New to FPL for 2017-18 is the Free Hit chip, which acts like a one week wildcard, before the old team is restored the following week. I’ve not seen any discussion about the impact on NTI of transfers made using the chip, but if wildcard transfers don’t count towards NTI it would seem logical that Free Hit transfers wouldn’t count either.

Blank and double gameweeks also appear to slow the speed of price falls and price rises for the players involved. This phenomenon has only recently been spotted and the specifics are not well understood yet.

Predicting the price changes

FPL participants can get a very rough idea of which players might be heading for a rise or fall in a particular gameweek by selecting transfers in (round) and transfers out (round) from the “Sorted by” drop-down menu on the Transfers page of FPL. However, remember that a player’s NTI counter only resets to zero if they change in price or are locked. If Player B in our earlier example had an NTI of -80,000 between Gameweeks 1 and 2, then an NTI of 60,000 the following week, he would neither rise nor fall because his NTI thresholds were -100,000 for a fall and 40,000 for a rise and his counter at the Gameweek 3 deadline is at -20,000 (-80,000 + 60,000).
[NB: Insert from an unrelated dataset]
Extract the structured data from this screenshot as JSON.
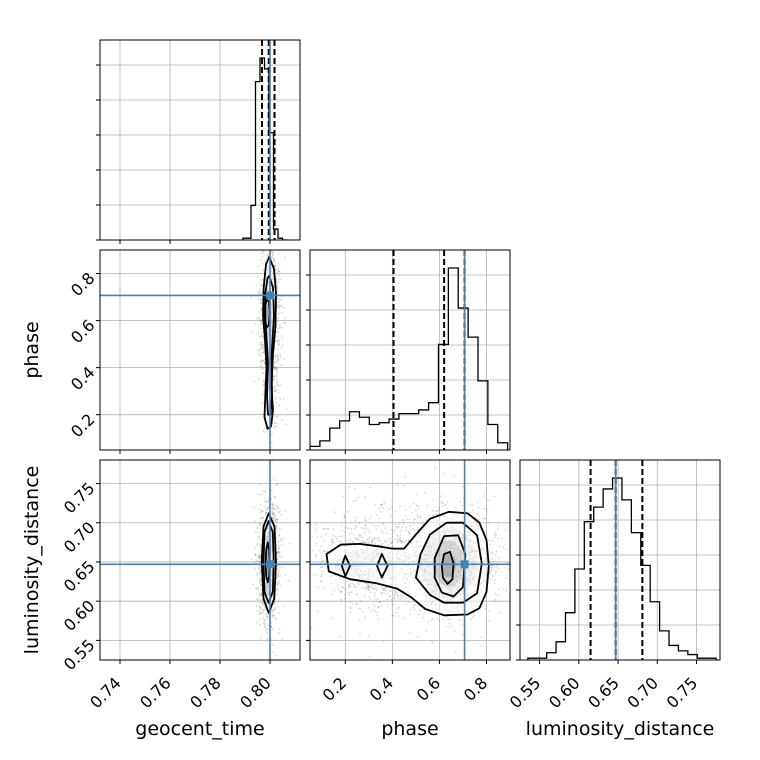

Several price change prediction websites operate by monitoring the number of player transfers in and out, adjusting for the various factors that can affect NTI, and matching those figures against estimated price rise and fall thresholds to predict when a player is likely to increase or decrease in price. These sites display this as a percentage, with a player being predicted to rise when they reach or exceed 100 per cent, or fall when they reach or exceed -100 per cent. My favourite price change prediction site is FPL Statistics.

At the start of the season these prediction calculations are largely based on experience of how the price changes worked in previous years. Therefore they can be imprecise, particularly if, as in 2014-15, FPL changes the price rise and fall formula. Once the first price changes happen, the price change prediction websites will start to refine their threshold estimates and NTI calculations. As the season progresses they usually become more accurate.

During the first few days of the 2017-18 season the prediction sites have done fairly well at forecasting which players will be rising and falling in price each night, which suggests there haven’t been major changes in the price change formula this year. However, we will need more data to gain a clearer picture.